Your gold will be securely maintained by the bank, thus this scheme take away your worry to store gold. The scheme is offered only by the RBI designated banks.

Here are the features of the Gold Monetisation Scheme or Revamped Gold Deposit Scheme. You may also call it as gold fixed deposit.

  • A resident Indian individual of an institution can invest in this scheme. Gold FD can be opened in joint names as well.
  • Gold is accepted in the form of raw gold i.e. gold bars, coins, jewellery excluding stones and other metals.
  • An investor can deposit a minimum of 30 grams of gold. There is no maximum limit.
  • Investors can choose any term between 1 and 15 years. Different tenure options are as below:

> Short Term Bank Deposit (STBD) : Tenure 1 to 3 years

> Medium Term Government Deposit (MTGD) : Tenure: 5-7 years

> Long Term Government Deposit (LTGD) Tenure 12-15 years

(Under the medium term and the long term, the deposit will be accepted by the Bank on behalf of the Central Government.)

  • Iterest rates offered under Gold Monetisation Scheme are as below:


– For 1 year : 0.50% p.a.

– Above 1 year up to 2 years : 0.55% p.a.

– Above 2 years up to 3 years : 0.60% p.a.
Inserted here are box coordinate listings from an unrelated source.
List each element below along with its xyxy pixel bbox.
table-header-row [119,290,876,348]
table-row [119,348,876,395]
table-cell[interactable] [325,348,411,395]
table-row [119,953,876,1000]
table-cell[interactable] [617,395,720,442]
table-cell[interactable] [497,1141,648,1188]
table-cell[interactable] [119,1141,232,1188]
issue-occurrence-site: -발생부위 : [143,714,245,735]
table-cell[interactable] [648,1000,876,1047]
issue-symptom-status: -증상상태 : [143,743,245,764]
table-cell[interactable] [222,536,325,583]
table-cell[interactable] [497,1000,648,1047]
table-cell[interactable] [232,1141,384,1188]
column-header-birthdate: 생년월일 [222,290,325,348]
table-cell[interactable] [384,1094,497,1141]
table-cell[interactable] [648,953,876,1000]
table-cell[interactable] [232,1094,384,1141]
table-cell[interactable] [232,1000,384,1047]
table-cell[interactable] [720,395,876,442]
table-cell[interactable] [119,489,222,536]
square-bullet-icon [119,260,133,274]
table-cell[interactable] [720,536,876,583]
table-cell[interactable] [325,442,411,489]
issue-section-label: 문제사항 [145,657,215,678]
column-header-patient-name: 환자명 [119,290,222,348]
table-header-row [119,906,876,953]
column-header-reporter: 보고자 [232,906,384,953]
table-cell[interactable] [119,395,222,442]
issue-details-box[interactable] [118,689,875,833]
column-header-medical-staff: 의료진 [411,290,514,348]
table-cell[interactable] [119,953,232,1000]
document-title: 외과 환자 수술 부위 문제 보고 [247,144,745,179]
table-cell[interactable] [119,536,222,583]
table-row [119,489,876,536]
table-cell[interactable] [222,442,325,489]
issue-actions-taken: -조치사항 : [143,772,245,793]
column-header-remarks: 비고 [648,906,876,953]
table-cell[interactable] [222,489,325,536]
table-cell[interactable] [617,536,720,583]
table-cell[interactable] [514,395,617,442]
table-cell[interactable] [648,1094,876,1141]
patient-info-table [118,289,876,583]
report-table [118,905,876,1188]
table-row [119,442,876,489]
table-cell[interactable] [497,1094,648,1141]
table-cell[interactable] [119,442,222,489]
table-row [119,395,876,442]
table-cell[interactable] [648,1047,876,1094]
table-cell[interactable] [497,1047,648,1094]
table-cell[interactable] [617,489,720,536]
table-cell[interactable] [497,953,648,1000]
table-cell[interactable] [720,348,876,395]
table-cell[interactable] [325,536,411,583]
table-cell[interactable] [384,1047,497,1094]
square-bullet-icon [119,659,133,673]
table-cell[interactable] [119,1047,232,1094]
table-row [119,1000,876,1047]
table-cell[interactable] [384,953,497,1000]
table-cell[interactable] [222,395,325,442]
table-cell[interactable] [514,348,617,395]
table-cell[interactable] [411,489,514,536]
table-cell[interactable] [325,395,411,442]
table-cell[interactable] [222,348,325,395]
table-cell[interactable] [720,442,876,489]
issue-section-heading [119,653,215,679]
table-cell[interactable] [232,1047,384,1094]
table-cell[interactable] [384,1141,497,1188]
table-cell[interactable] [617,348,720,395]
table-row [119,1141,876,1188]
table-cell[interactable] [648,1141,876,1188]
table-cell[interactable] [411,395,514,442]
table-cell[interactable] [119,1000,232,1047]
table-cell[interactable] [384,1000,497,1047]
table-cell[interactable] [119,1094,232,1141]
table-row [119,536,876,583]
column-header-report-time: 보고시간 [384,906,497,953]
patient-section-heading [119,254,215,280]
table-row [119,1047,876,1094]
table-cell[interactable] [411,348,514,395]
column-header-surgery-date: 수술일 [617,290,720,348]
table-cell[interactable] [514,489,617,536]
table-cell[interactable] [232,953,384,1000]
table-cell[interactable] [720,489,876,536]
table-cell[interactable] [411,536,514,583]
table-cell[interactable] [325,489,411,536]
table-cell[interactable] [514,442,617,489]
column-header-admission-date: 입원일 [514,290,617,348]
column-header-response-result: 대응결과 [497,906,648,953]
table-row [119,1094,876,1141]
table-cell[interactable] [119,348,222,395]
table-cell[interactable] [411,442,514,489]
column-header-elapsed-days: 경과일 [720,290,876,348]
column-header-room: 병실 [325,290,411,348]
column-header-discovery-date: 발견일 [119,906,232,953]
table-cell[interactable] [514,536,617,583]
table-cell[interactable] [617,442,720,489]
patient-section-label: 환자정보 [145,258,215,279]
> MTGD and LTGD : 2.25% p.a.

  • The principal and interest on STBD shall be denominated in gold. At present, in the case of MTGD & LTGD, the principal will be denominated in INR. The interest shall be paid in Rupees annually on 31st March or cumulative interest on maturity.
  • Depositor will have option to receive payment of simple interest annually or cumulative interest (compounding annually) on maturity. The option to be exercised at the time of deposit.
  • The scheme allows premature withdrawal as below:

> STBD : Allowed after a lock-in period of 1 year with a penalty on applicable interest rate.

> MTGD : Allowed to be withdraw any time after 3 years with penalty on interest

> LTGD : Allowed to be withdraw any time after 5 years with penalty on interest

  • Earnings under the Gold Monetisation Scheme are exempt from capital gains tax, wealth tax and income tax. There will be no capital gains tax on the appreciation in the value of gold deposited, or on the interest you make from it.
  • At the time of maturity, you will not get the gold in the same form which you had deposited. The gold jewellery or ornaments deposited would be melted and assayed by the PVC.